Já passou da hora de temas com o inteligência artificial (IA) e redes sociais pularem das séries como "Black Mirror" para o nosso dia a dia. Se você ainda não se inteirou do assunto, cuidado: o assunto já pode ter se inteirado de você.
A falta de controle sobre as redes sociais é tema recorrente desta coluna. Mas nem sempre falamos, aqui, de IA. Duas decisões da União Europeia (UE), nesta quarta-feira (14), servem para pensarmos os dois temas. Sobre o primeiro: a UE acusou formalmente o Google de violar as leis antitruste do bloco, abusando de sua posição dominante em publicidade online para enfraquecer os rivais. O que isso significa: o Google está presente em todos os níveis da cadeia de suprimentos ad-tech. grosso modo, a empresa vende anúncio digital, domina a distribuição, estabelece as regras do jogo e ainda produz os relatórios sobre o impacto dessa distribuição/venda.
A venda de publicidade é a principal receita da Google, controlada pelo Grupo Alphabet. Foram US$ 60 bilhões no ano passado. A internet não é só o Google, mas o Google é quase toda a internet. "Dá um Google", não à toa, virou expressão comum.
Se o Google fosse um time de futebol, ele entraria em campo, escreveria as regras da partida (e do campeonato), escolheria o árbitro e bandeirinhas, decidiria o placar e, não duvide, elegeria até quem poderia ter acesso à arquibancada e como a performance do time seria descrita pela crônica esportiva (feita pelos próprios funcionários, claro).
Esse comportamento inviabiliza a concorrência, no campeonato de futebol e no livre mercado. A UE pode impor sanções à empresa capazes de obrigá-la a vender parte do negócio em publicidade digital.
A outra decisão da UE é tão importante quanto. O Parlamento Europeu aprovou um projeto de lei que regulamenta a inteligência artificial (IA). A decisão entra em rota de colisão com as gigantes de tecnologia - além da Google, a Meta, dona do Facebook e do Instagram, Apple e outras. O que os deputados desejam é regulamentar como as empresas usam a IA. Por exemplo: fica proibido o uso de sistemas que apresentem "nível aceitável de risco". O que isso significa: companhias de tecnologia não poderão fazer uso, por exemplo, de análises de dados para a implementação de ferramentas capazes de realizar o chamado policiamento preditivo.

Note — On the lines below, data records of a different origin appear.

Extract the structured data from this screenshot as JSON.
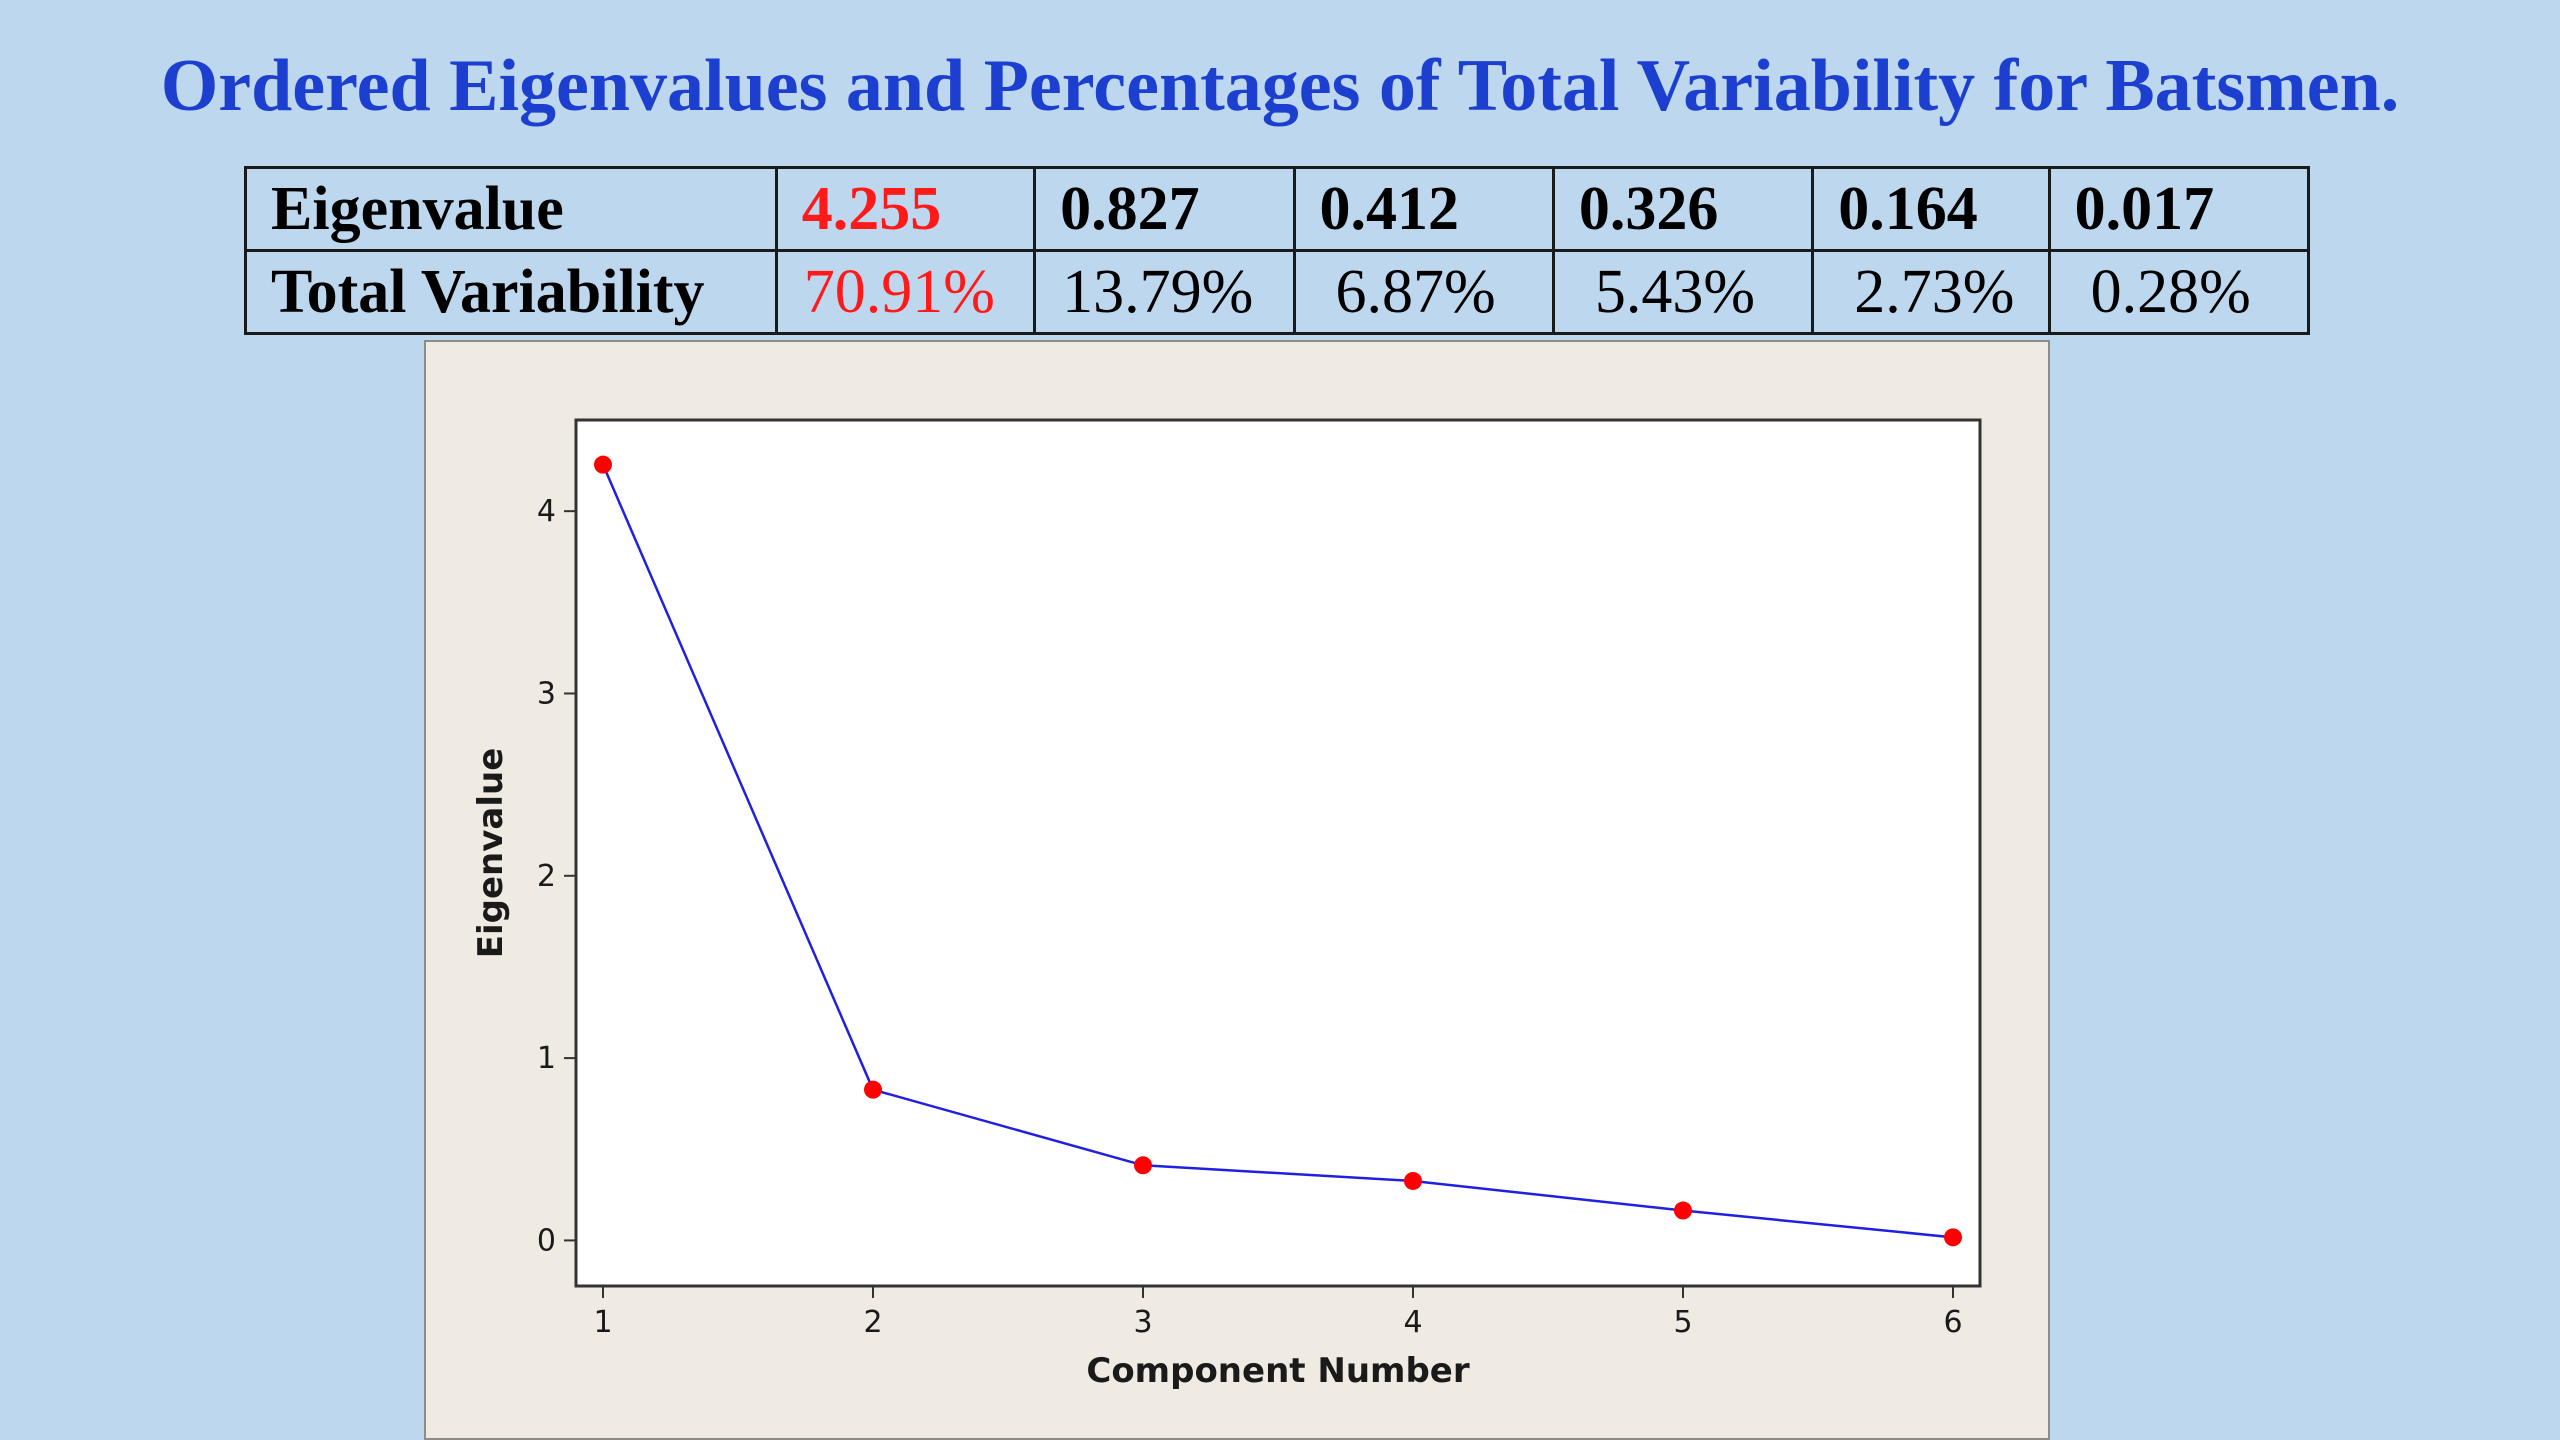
{
  "title": "Ordered Eigenvalues and Percentages of Total Variability for Batsmen.",
  "table": {
    "row_labels": [
      "Eigenvalue",
      "Total Variability"
    ],
    "eigenvalues": [
      "4.255",
      "0.827",
      "0.412",
      "0.326",
      "0.164",
      "0.017"
    ],
    "variability": [
      "70.91%",
      "13.79%",
      "6.87%",
      "5.43%",
      "2.73%",
      "0.28%"
    ],
    "highlight_color": "#ff1a1a"
  },
  "chart_data": {
    "type": "line",
    "x": [
      1,
      2,
      3,
      4,
      5,
      6
    ],
    "series": [
      {
        "values": [
          4.255,
          0.827,
          0.412,
          0.326,
          0.164,
          0.017
        ],
        "line_color": "#2020e0",
        "marker_color": "#ff0000"
      }
    ],
    "xlabel": "Component Number",
    "ylabel": "Eigenvalue",
    "xlim": [
      0.9,
      6.1
    ],
    "ylim": [
      -0.25,
      4.5
    ],
    "xticks": [
      "1",
      "2",
      "3",
      "4",
      "5",
      "6"
    ],
    "yticks": [
      "0",
      "1",
      "2",
      "3",
      "4"
    ],
    "grid": false,
    "legend": "none"
  }
}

A técnica é sedutora: o uso da tecnologia para prever crimes - ou seja, permitindo, em tese, que a polícia atue antes de ele ocorrerem. Em uma rua de uma grande cidade com altos índices de roubo e furto de carros, por exemplo, o algoritmo poderia prever, por exemplo, que horas e em qual local exato haveria mais chance de ocorrer um crime. Esse é o mundo ideal. Há outro: o "black mirror". Como, no Brasil, a grande massa carcerária é composta por negros e pobres, não é difícil imaginar quem acabaria, "preventivamente", preso, simplesmente por passar naquela rua, em local e hora errados.